A 2003 report said this activity had reached unsustainable levels and was putting large mammals at stake.

More than 200 of the plant species in the park at risk of extinction.
Kew Gardens has worked with the community to help them understand the value of conservation.
The local people have taken the lead in preserving the forest from illegal logging and clearance for farming.
Traditional beliefs have played a part in helping preserve the ecosystem.
Sacred forests and groves in the national park have significantly higher plant species diversity than in nearby Mount Cameroon.
However, most of the people of the area are poor subsistence farmers. Falls in the price of their coffee and cocoa cash crops have caused them to increase use of nontimber forest products to earn money, creating huge pressure on the forest.

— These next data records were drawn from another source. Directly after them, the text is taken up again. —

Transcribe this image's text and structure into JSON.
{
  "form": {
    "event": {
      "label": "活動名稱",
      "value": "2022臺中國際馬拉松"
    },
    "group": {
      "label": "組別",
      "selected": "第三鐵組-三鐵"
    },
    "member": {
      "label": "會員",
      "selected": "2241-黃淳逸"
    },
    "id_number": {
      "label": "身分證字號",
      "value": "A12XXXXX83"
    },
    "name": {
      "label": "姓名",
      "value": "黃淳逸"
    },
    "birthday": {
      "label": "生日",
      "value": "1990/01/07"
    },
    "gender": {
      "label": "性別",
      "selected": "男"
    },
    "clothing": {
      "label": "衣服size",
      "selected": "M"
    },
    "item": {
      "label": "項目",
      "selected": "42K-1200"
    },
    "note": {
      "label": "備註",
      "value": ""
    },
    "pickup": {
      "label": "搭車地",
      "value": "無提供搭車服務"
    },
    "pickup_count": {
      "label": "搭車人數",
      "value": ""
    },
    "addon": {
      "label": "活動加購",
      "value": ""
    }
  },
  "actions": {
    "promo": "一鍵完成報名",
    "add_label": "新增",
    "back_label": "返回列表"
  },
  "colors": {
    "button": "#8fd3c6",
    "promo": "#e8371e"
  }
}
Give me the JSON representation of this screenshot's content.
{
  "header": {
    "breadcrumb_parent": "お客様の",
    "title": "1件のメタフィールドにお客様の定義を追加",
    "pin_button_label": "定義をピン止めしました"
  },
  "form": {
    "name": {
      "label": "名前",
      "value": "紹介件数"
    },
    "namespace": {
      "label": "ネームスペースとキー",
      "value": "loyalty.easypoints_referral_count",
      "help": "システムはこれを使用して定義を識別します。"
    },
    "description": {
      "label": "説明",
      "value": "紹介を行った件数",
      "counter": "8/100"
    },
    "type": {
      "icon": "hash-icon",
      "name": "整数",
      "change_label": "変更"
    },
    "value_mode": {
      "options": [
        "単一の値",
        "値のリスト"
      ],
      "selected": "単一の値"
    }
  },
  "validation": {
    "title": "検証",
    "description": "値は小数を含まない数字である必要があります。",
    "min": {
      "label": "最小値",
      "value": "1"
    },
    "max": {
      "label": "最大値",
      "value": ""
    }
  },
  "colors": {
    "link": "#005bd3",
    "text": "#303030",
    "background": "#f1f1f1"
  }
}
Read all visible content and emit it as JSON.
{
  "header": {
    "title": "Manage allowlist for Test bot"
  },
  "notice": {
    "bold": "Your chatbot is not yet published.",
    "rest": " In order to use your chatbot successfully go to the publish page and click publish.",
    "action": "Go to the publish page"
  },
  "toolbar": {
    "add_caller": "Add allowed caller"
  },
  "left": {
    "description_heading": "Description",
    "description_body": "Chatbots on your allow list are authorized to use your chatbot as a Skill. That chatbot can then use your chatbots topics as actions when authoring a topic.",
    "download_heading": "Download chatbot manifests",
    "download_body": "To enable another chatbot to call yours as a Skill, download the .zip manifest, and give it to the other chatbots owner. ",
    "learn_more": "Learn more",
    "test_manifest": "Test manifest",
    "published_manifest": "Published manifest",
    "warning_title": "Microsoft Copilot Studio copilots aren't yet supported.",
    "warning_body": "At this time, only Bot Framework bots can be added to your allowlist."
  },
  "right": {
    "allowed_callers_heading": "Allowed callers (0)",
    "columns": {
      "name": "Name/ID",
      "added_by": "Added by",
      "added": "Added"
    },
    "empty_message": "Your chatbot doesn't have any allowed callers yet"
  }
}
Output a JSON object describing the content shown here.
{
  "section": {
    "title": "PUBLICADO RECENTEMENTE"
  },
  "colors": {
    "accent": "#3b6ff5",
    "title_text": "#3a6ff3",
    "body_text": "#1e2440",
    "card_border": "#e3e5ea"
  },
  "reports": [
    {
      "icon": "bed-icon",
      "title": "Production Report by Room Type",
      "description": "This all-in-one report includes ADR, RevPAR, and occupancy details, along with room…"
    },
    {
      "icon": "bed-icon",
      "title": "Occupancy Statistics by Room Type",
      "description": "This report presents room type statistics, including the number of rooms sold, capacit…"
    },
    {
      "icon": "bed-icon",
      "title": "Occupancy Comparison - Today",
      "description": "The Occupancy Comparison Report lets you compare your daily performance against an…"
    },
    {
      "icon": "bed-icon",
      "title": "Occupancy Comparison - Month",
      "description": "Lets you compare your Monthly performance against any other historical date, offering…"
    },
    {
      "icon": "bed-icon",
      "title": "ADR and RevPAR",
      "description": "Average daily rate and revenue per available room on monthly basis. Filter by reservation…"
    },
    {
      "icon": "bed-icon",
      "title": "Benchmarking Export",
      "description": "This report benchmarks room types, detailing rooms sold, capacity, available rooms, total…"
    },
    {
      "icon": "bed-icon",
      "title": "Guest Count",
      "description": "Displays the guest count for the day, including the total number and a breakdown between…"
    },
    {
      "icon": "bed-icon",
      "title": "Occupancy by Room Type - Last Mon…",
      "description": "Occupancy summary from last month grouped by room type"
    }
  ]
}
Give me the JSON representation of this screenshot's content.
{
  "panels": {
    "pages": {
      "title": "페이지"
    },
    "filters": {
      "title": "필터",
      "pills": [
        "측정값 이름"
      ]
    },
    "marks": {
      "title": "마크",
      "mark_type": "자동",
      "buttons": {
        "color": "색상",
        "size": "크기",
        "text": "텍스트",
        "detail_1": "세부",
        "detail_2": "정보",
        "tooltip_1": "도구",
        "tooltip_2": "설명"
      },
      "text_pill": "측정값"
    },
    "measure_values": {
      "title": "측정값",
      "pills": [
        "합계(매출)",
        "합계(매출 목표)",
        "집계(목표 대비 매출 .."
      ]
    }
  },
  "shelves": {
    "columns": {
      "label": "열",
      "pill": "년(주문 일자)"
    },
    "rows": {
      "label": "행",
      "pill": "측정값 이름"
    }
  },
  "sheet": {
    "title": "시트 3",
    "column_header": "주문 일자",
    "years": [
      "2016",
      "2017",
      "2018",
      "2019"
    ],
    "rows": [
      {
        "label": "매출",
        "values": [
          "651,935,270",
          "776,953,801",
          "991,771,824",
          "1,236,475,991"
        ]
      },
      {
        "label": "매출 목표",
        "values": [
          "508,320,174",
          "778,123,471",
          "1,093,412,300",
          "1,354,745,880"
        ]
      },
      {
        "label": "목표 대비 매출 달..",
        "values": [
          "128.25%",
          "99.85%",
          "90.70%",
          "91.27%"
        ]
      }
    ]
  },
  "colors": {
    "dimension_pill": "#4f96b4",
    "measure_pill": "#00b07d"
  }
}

As of 2011 a project was being planned to convert over 70000 ha of unprotected land in the region into oil palm plantations. The project has been justified as providing a sustainable source of income for the people of the region. Concerns are that clearance of forests to make way for the plantations will seriously affect the livelihood of the local people who depend on forest products, and that a massive influx of low-paid plantation workers will result in a sharp and unsustainable rise in illegal logging and hunting in protected areas such as the Bakossi National Park.
Conservation groups identified the Blackstone Group as one of the main investors in what they call the "Cameroon deforestation drive", which they say will be an ecological disaster
In fact, the US-based Herakles Farms acquired 100% of Blackstone's SG Sustainable Oils affiliate in Cameroon, and Blackstone is no longer involved.
Herakles Farms is moving forward with the project, which originally included 132 ha of the national park itself.
Herakles has said "the plantations will follow the highest environmental and social standards, complying fully with Roundtable on Sustainable Palm Oil (RSPO) Principles & Criteria".